Your clarification is confusing me even more, I don't understand what your confusion is at all.
When your monitor is displaying a red image, red light is coming out, but so is white light, because your monitor is not 100% light sealed. The backlight in your monitor is leaking through the edges of your LED screen.
So the question becomes, is that leaked white light enough to disrupt your sleep? No one's done any studies on this question, no one's looked into it, and so until they do, F.lux's effectiveness remains in question.
None of what you just said refutes any of the following: "When your monitor is displaying a white image, lots of white light is coming out. When your monitor is displaying a red image, lots of red light is coming out. F.lux makes white images tinged red. F.lux isn't about removing brightness in general."
Lets get some basics out of the way here, since you seem to be confused about either what "white", "blue", and "red" light is, or you seem to be confused about what f.lux actually does.
"red" light is light that consists largely or entirely of visible light with long wavelengths. "blue" light is light that consists largely or entirely of visible light with short wavelengths. "white light" is light that contains a good but not necessarily perfect mix of all visible wavelengths.
When you decrease the color temperature of an image, you are reducing the amount of short wavelength light, not eliminating it. LCD imperfection is frankly irrelevant as some short wavelength light is still coming through by design. If you removed all short wavelength light you would just be left with reds and blacks. That isn't what f.lux does, or claims to do.
> "So the question becomes, is that leaked white light enough to disrupt your sleep? No one's done any studies on this question"
Many studies have been done on the effects of different intensities of short wavelength light on sleep. This research isn't binary "blue light or zero blue light" For example, any of the studies which include an incandescent bulb cover this. Incandescent bulbs are black body radiators, they emit short wavelength light and long wavelength light, however the proportion of short to long wavelength light that they emit is much different from what florescent bulbs emit. (Specifically, light from incandescent bulbs is said to be "warmer").

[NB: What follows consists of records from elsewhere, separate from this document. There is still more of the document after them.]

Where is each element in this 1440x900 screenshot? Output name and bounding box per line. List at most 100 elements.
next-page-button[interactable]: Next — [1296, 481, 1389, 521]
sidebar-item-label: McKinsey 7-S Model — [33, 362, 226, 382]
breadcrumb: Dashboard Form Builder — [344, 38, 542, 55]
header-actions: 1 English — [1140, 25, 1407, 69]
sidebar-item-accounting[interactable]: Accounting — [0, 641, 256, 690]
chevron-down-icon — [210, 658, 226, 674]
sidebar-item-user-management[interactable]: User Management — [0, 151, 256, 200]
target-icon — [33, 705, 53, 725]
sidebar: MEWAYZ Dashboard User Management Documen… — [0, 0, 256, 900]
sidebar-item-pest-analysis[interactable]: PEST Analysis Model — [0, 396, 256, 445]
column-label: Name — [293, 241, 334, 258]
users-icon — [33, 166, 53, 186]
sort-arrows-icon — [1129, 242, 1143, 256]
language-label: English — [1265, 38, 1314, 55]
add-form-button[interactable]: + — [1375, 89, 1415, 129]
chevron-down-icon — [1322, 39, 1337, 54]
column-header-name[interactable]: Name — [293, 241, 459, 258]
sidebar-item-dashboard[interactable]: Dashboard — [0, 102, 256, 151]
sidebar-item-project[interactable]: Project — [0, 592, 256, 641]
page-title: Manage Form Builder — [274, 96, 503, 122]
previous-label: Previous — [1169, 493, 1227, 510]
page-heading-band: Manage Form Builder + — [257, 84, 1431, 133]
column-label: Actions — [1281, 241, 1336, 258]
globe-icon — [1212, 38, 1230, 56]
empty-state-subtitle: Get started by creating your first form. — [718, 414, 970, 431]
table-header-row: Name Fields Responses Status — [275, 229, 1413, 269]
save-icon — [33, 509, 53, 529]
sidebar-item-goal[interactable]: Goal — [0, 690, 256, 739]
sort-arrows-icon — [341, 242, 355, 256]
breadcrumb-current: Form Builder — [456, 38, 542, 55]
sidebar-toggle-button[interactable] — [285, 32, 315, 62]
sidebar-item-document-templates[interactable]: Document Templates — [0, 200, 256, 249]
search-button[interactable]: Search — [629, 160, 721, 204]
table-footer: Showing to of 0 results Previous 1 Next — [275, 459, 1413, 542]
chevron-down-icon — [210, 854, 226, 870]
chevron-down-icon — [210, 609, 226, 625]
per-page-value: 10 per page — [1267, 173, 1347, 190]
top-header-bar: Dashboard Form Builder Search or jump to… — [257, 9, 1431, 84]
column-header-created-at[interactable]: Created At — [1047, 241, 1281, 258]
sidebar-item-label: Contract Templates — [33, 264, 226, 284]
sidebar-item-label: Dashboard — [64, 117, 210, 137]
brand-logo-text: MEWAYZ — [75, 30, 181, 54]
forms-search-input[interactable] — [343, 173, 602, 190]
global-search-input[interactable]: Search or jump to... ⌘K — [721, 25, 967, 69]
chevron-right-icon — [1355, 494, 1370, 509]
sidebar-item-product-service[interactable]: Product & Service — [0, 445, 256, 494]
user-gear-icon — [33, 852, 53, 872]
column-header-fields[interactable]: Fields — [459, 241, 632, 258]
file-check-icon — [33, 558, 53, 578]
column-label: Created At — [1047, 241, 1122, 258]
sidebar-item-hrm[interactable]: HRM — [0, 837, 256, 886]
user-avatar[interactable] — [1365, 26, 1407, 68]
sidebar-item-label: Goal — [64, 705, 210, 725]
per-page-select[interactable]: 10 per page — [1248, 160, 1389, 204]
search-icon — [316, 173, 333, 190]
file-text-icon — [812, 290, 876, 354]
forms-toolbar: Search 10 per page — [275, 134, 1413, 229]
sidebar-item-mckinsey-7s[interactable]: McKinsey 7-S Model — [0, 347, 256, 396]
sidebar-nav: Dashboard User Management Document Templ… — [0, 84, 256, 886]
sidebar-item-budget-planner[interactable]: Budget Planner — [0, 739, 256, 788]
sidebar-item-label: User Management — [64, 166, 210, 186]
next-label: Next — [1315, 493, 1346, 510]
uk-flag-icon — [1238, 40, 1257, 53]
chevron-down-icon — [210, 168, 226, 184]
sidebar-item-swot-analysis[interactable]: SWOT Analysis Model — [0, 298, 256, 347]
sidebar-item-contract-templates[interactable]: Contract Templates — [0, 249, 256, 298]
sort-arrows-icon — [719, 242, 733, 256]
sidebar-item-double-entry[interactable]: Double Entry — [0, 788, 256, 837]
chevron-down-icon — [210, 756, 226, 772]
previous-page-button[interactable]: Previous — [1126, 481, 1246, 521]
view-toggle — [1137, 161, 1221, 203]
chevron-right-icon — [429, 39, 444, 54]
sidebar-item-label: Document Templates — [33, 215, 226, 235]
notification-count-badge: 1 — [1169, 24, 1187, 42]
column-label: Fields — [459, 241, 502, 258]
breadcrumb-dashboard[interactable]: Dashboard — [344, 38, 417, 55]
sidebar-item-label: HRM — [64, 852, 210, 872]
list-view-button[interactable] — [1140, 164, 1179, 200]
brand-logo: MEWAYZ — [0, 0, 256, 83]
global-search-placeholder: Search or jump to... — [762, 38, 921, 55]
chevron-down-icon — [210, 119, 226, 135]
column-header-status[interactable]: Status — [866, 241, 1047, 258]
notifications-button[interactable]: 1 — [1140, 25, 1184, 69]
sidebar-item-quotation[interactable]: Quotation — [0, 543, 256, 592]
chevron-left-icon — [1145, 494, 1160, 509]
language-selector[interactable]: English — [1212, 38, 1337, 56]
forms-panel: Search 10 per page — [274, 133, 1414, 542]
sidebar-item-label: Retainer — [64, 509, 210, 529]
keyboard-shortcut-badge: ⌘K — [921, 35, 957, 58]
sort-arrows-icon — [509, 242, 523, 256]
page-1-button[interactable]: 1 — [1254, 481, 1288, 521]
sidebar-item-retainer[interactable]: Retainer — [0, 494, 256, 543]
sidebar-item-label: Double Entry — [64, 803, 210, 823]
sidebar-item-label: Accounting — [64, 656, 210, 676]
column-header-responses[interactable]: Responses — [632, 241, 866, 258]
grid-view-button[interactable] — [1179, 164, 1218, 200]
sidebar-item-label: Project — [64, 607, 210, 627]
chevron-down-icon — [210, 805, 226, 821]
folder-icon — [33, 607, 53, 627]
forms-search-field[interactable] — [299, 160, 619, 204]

By the way, one of polyfractal's links is to a study that used LCDs as the light source. Try reading before making an ass out of yourself.
Bring your laptop under your covers one night. Load up a completely black page. Can you still see (hint: probably)?
There is between almost none and a whole lot of white light that leaks out of monitors, regardless of what each pixel is set to let through.
Does that matter? None of these linked studies have examined that, to my knowledge.